A HMD, empresa formada por ex-funcionários da Nokia, revelou recentemente o primeiro smartphone com a marca finlandesa que será lançado após a venda da divisão de dispositivos móveis à Microsoft. O Nokia 6, um intermediário sem muitos atrativos óbvios, será exclusivo para o mercado chinês. Ainda assim, muita gente comemorou por aqui. Há motivos?
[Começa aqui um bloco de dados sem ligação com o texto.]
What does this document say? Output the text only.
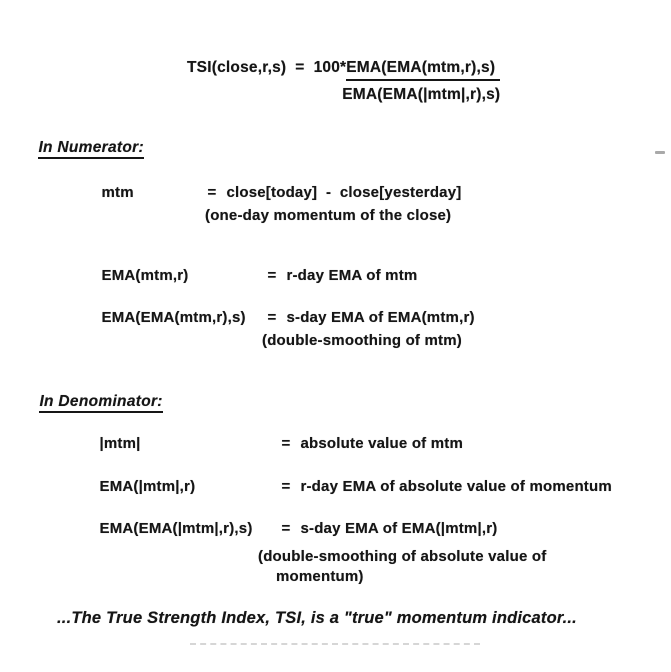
TSI(close,r,s) = $100* \frac{\text{EMA(EMA(mtm,r),s)}}{\text{EMA(EMA(|mtm|,r),s)}}$

In Numerator:

mtm	= close[today]  -  close[yesterday]

(one-day momentum of the close)

EMA(mtm,r)	= r-day EMA of mtm

EMA(EMA(mtm,r),s) = s-day EMA of EMA(mtm,r)

(double-smoothing of mtm)

In Denominator:

|mtm|	= absolute value of mtm

EMA(|mtm|,r)	= r-day EMA of absolute value of momentum

EMA(EMA(|mtm|,r),s) = s-day EMA of EMA(|mtm|,r)

(double-smoothing of absolute value of
momentum)
...The True Strength Index, TSI, is a "true" momentum indicator...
O Nokia 6 parece um produto competente. Tem especificações medíocres, do português “de qualidade média, comum”. Ele virá com 4 GB de RAM, 64 GB de memória interna, tela Full HD de 5,5 polegadas, câmeras com muitos megapixels e, estranhamente, um Snapdragon 430, um chip que seria mais um “médio baixo” do que um intermediário propriamente.

Por outro lado, o acabamento é de metal e a construção do tipo “unibody”, o que denota certo capricho. Já argumentamos aqui que smartphone premium não é mais necessariamente o que tem as especificações mais avançadas; o Nokia 6 segue essa cartilha. O preço sugerido, cerca de US$ 245, fecha o pacote e condiz com o que está sendo oferecido.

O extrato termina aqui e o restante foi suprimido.